9 Years Later, 14 Out of 16 Kids With the Rare Disease Leading Normal Lives
By
WebMD Health News
Reviewed by Laura J. Martin, MD

Young boy with hand on glass

Aug. 24, 2011 -- Nine years after getting gene therapy for a rare, inherited immune system disorder often called "bubble boy disease," 14 out of 16 children are doing well, researchers report.

The children were born with severe combined immunodeficiency disease (SCID). They got an experimental gene therapy in the U.K.

A new report shows that nine years later, 14 of the 16 children had working immune systems and were leading normal lives.

“These children, who would have died very young without treatment, are participating in life as fully as their brothers and sisters,” researcher H. Bobby Gaspar, MD, PhD, tells WebMD. “Most of them are going to school, playing ball, and going to parties.”

Few Treatment Options for SCID

Children with SCID carry genetic defects that prevent their immune systems from working. Without treatment, most die from infection in their first two years of life.

One exception was David Vetter, a Texas boy born in 1971. Vetter lived in a specially constructed sterile plastic bubble from birth until his death at age 12. He became famous as the "bubble boy," and his story made many people aware of SCID for the first time.

For decades, the treatment has been to get transplants of blood-forming stem cells from the bone marrow of matched siblings or other donors who have healthy immune systems.

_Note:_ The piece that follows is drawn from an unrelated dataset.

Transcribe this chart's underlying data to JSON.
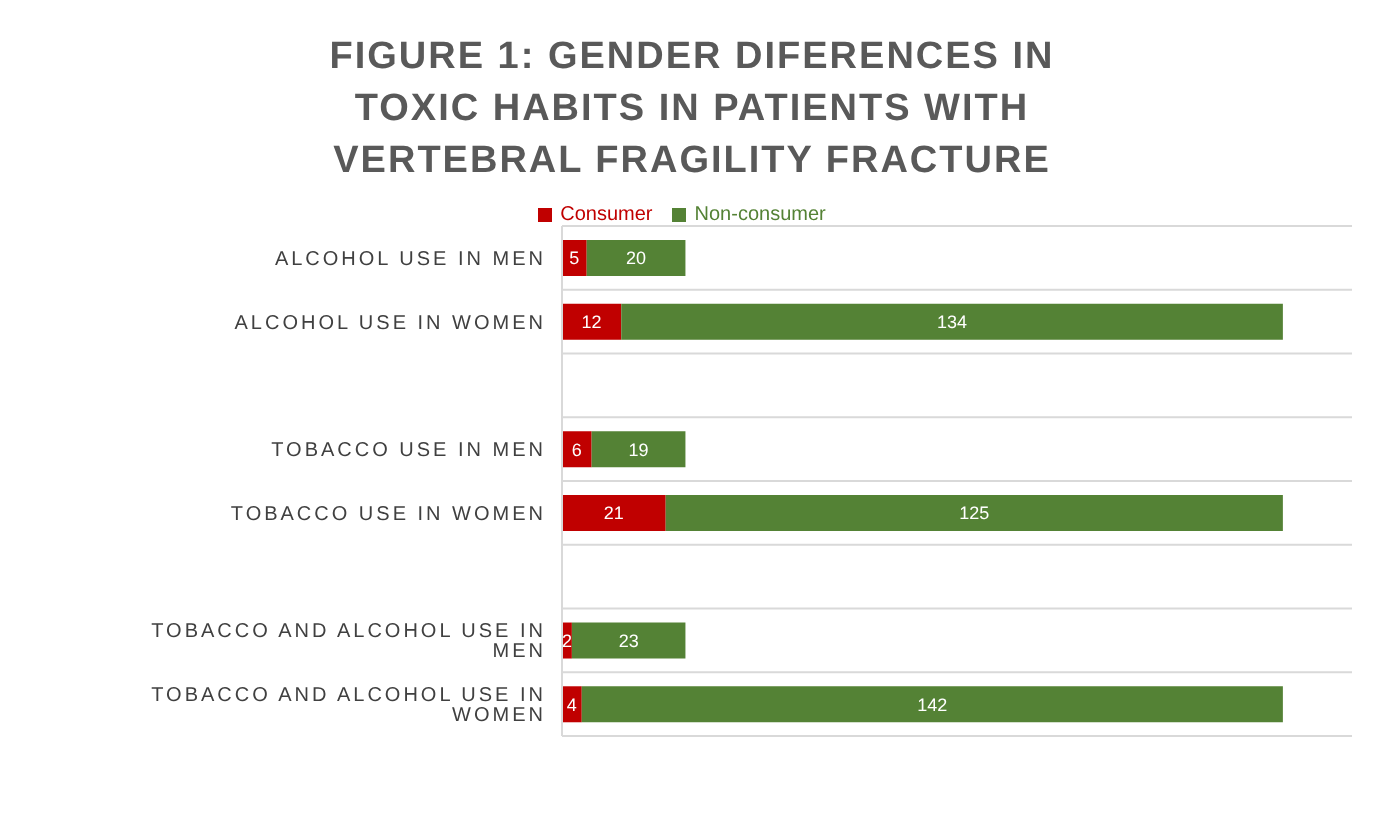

Such transplants can effectively cure the disorder. But only about one in five children with SCID have a perfectly matched donor.

Bone marrow from partially matched donors can also be used. But those mismatched transplants are much more risky. About one in three children who have them die from the procedure.

About a decade ago, researchers discovered a way to manipulate a patient’s own genes to manufacture the missing part of the gene needed to make the immune system work.

Since that time, gene therapy has been used to treat dozens of children with SCID, says UCLA researcher Donald B. Kohn, MD, who did not participate in the U.K. study.

How the Children Fared

“The big picture here is that almost 10 years down the line, all of these children are alive and 14 of 16 have been able to correct their immune systems,” Gaspar says. “With [mismatched] transplants, we would have lost two to four of them.”

The 16 children with SCID who got the gene therapy ranged in age from 6 months to 3 years. Four of them had the ADA-deficiency type of SCID. The other kids had the X1 form of SCID. Those are the two most common types of SCID.

For most of the children, gene therapy was a success. But one boy who had the X1 form of SCID developed treatment-related leukemia. The complication was not unexpected, Gaspar says, because four children with the X1 from of SCID in a French study had developed leukemia after getting the gene therapy.